Il carro procedeva spedito su per l’ampia valle e già il lago di Luga era scomparso alle loro spalle quando Jona finalmente si arrischiò a fare la domanda che gli girava in testa fin dalla sera prima:
“Oh, se è per quello è un ottimo posto, ma come pensi di convincere gli Elfi a farti entrare nella loro amata foresta?”
“Elfi?”, chiese Jona perplesso.
“Probabile. Perché non mi racconti l’altra mezza?”
“In realtà non ne so molto. Ti conviene parlare con i boscaioli, stasera. Quello che so per certo è che tutte le montagne a nord sono occupate dagli Elfi che non lasciano entrare nessuno e sono gelosissimi delle loro piante.”
“Ma chi sono questi “Elfi”? Sono davvero così cattivi?” Chiese Jona sentendo arrivare un’altra delle Prove di Thano.
“Mah, che vuoi che ne sappia? Non li ho mai visti personalmente. I boscaioli li descrivono come diavoli scatenati che trattano gli alberi come se fossero figli loro. Ho sempre pensato che esagerassero, ma non ho nessuna intenzione di andare a controllare. Non ho nessuna voglia di cacciarmi nei guai, io”, soggiunse con un’occhiata eloquente.
Jona decise che era il momento di cambiare argomento: “Sai che non ti credevo un Dongiovanni?”, disse sorridendo, “hai una fidanzata su ogni lago?”
Michele lo guardò di traverso. “Non mi prendere in giro! Io e Linda vorremmo veramente sposarci, ma lei non può lasciare la locanda ed io non posso lavorare a Luga, nemmeno adesso che ho finito il mio apprendistato”.
“Perché no? Capisco che la locanda sia difficile da spostare, ma tu non potresti metter su bottega a Luga?”
“Il problema è il carbone”, disse Michele con aria sconsolata,
Jona lo guardò per un attimo, poi disse lentamente: “Ma non lo sapete fare il carbone?”
“Che dici? Il carbone lo cavano da sotto terra, lo sanno anche i passeri!” Poi vide lo sguardo serio di Jona:
“Non è un procedimento facilissimo, se si vuole ottenere del buon carbone. Io non l’ho mai fatto, ma l’ho visto fare parecchie volte, sui nostri monti.” Michele si fece attentissimo.
“In Ligu non ci sono giacimenti di carbone naturale, quindi siamo costretti a farcelo da soli”, spiegò Jona. “I nostri boscaioli trasformano in carbone tutta la legna di risulta, tutti i rami troppo piccoli per essere utilizzati, tutti i tronchi infestati dai tarli e tutto quel che non si riesce a usare in altro modo.
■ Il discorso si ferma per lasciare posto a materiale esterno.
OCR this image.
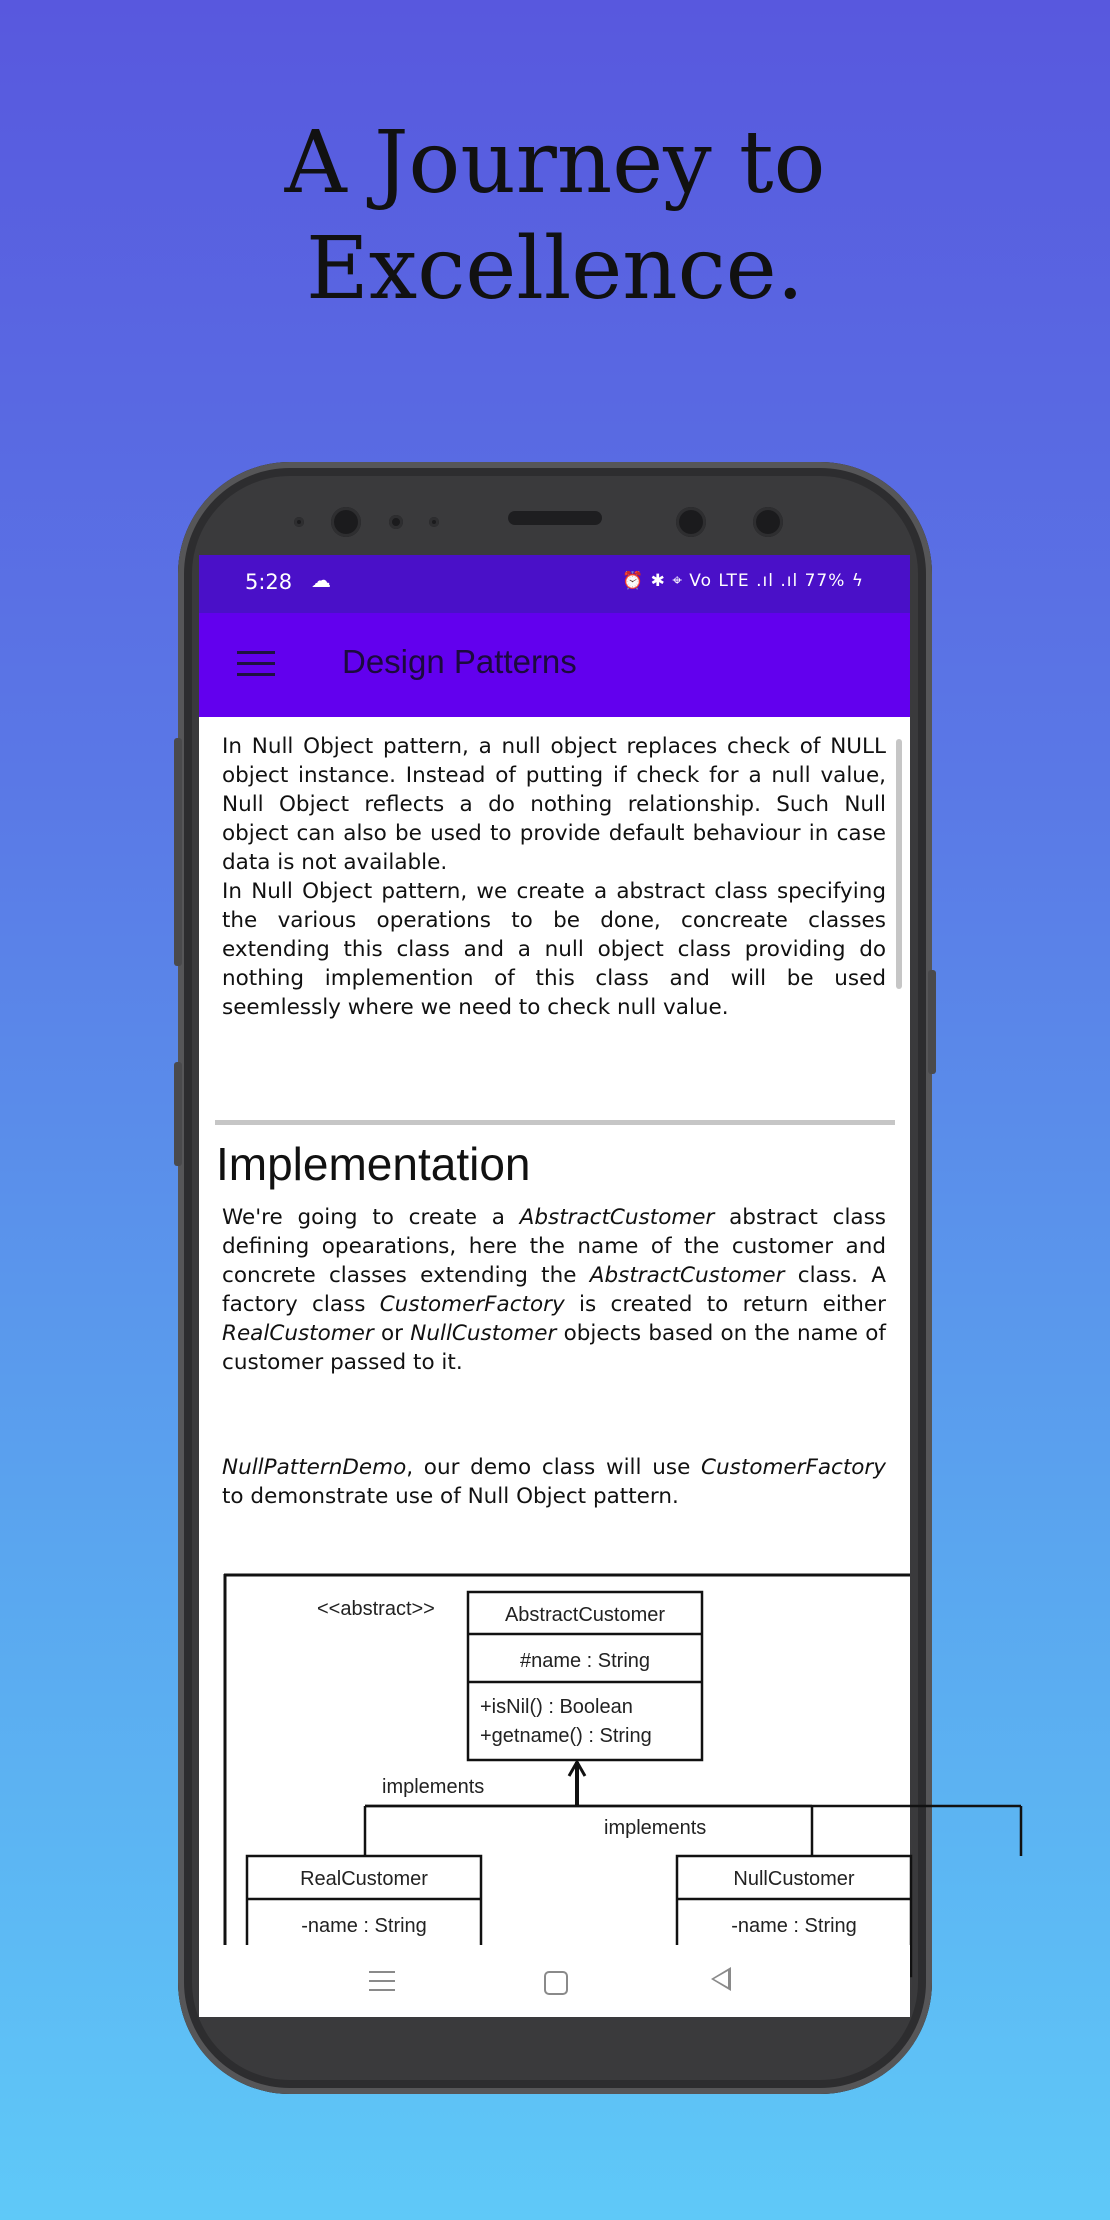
A Journey to
Excellence.
5:28 ☁	⏰ ✱ ⌖ Vo LTE .ıl .ıl 77% ϟ
Design Patterns

In Null Object pattern, a null object replaces check of NULL object instance. Instead of putting if check for a null value, Null Object reflects a do nothing relationship. Such Null object can also be used to provide default behaviour in case data is not available.

In Null Object pattern, we create a abstract class specifying the various operations to be done, concreate classes extending this class and a null object class providing do nothing implemention of this class and will be used seemlessly where we need to check null value.

Implementation

We're going to create a AbstractCustomer abstract class defining opearations, here the name of the customer and concrete classes extending the AbstractCustomer class. A factory class CustomerFactory is created to return either RealCustomer or NullCustomer objects based on the name of customer passed to it.

NullPatternDemo, our demo class will use CustomerFactory to demonstrate use of Null Object pattern.

<<abstract>>	AbstractCustomer
#name : String
+isNil() : Boolean
+getname() : String
implements
implements
RealCustomer
-name : String
NullCustomer
-name : String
Lo trasformano direttamente sul posto, così devono portare giù dai monti roba più leggera.”
“Ma come fanno?”
“Il principio è semplice: basta far bruciare la legna fino ad un certo punto e poi spegnerla prima che vada in cenere. La pratica è un po’ più complicata”. Passò quindi a spiegare il funzionamento di una carbonaia, di come si dovesse accumulare la legna senza lasciare aria in mezzo, come si dovesse ricoprire tutto di foglie e terra, come si dovesse dar fuoco e regolare la “cottura” della legna. Michele stava bevendo le sue parole.
“Se questa faccenda funziona”, disse serissimo alla fine, “Non ho nessun bisogno di fare il fabbro. Posso mandare carbone in Valle a un prezzo tale da togliere tutti i clienti ai carbonai dell’ovest.”
“Questa faccenda funziona”, disse Jona, “funziona tanto bene che noi lo usiamo anche nelle stufe e non solo per le forge, anche se”, soggiunse, “so che non è un procedimento facile ed io non posso aiutarti molto più di così, visto che non sono un carbonaio.”
“Se non mi stai prendendo in giro”, lo guardò dritto negli occhi, “no, non mi stai prendendo in giro. C’è speranza. Ho una certa esperienza con i fuochi, sai? Dovessi passarci tutta l’estate, troverò il modo di farlo questo “carbone di legna” di cui parli.”